Troubleshooting Permission Denied Errors When Trying to SSH Into an AWS EC2 Instance

If you’re new to AWS (or not), you might run into issues trying to SSH into EC2 instances. This article summarizes things you can try to fix the issue. If you get “Permission denied (publickey)” error or simply aren’t able to SSH to an instance, try the following:

  • Ensure the file permissions on the private key are proper. Run chmod 400 key.pem.
  • Use the right ssh command — ssh -i key.pem user@ec2-dns-or-ip. The EC2 DNS name looks like ec2-54-227-242-179.compute-1.amazonaws.com or use its public IP as 54.227.242.179. See below for the username to use here.
  • Are you using the wrong private key?

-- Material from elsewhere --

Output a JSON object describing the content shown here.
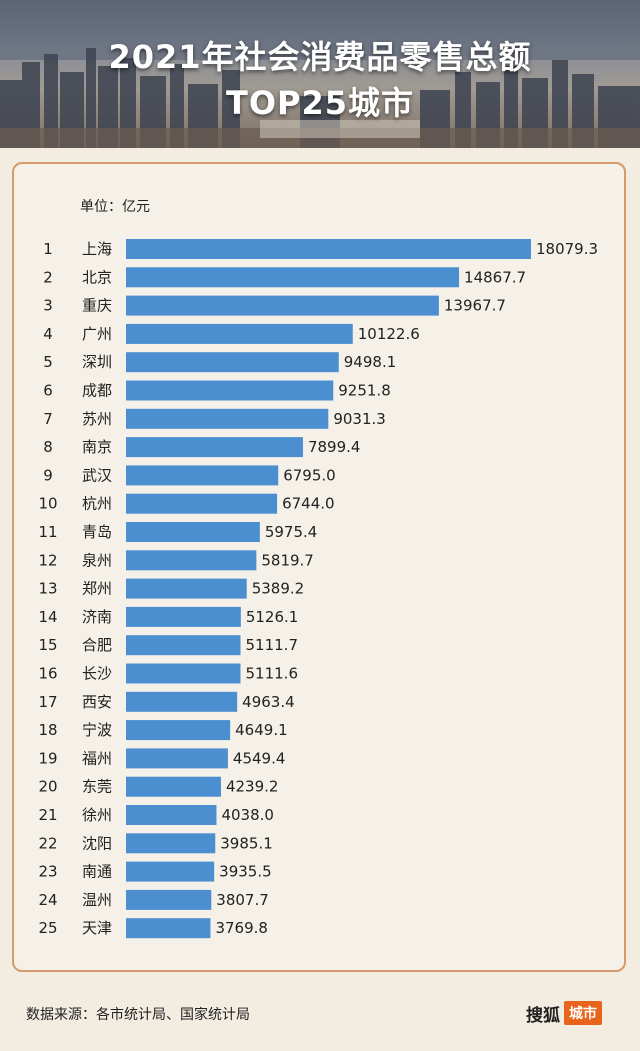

Is this instance using this key pair?
  • Are you connecting to the right instance? You might be mixing up keys with instances if you have many instances.
  • Did you mess up /home/<username>/.ssh/authorized_keys inside the instance? This file holds the public key corresponding to the private key you’re using to SSH. If the public key is missing or corrupt or the file is missing or corrupt, you get permission denied.
  • Did you misspell the username? It’s easy to type ec2_user when you mean ec2-user!
  • If you’re not using the -i flag on the ssh command, ensure that it’s picking up the correct key. By default, it’ll use id_rsa from ~/.ssh.
  • Did you mess up permissions of /home/<username> in your instance? For example, did you change its ownership to some other user?
  • Allow inbound SSH traffic on port 22 in the instance’s security group & firewall, if any.
  • When the user’s home directory is group writable, the user cannot login. Some tool you’re using might be changing permissions without your knowledge (like rsync -a).
  • Did you change or move the user’s home directory?
  • Are you using Beanstalk? Try eb ssh.
  • If you’re launching a new instance from an AMI you created of another instance, then the new instance will only accept the same key that the old instance used. During the process of creating the new instance, you are asked to select or create a key (at the very last step). Regardless of the key you create or select, only the key you were using for the old instance will be accepted by the new instance.
  • Sometimes, you might get this friendly prompt — Please login as the user “ec2-user” rather than the user “root”.
  • Use the correct username for your AMI. The AMI description usually has this info. It’s also in the AWS docs:

See Get information about your instance.

If all else fails, get more information about the error by adding the -v (verbose) switch to the ssh command.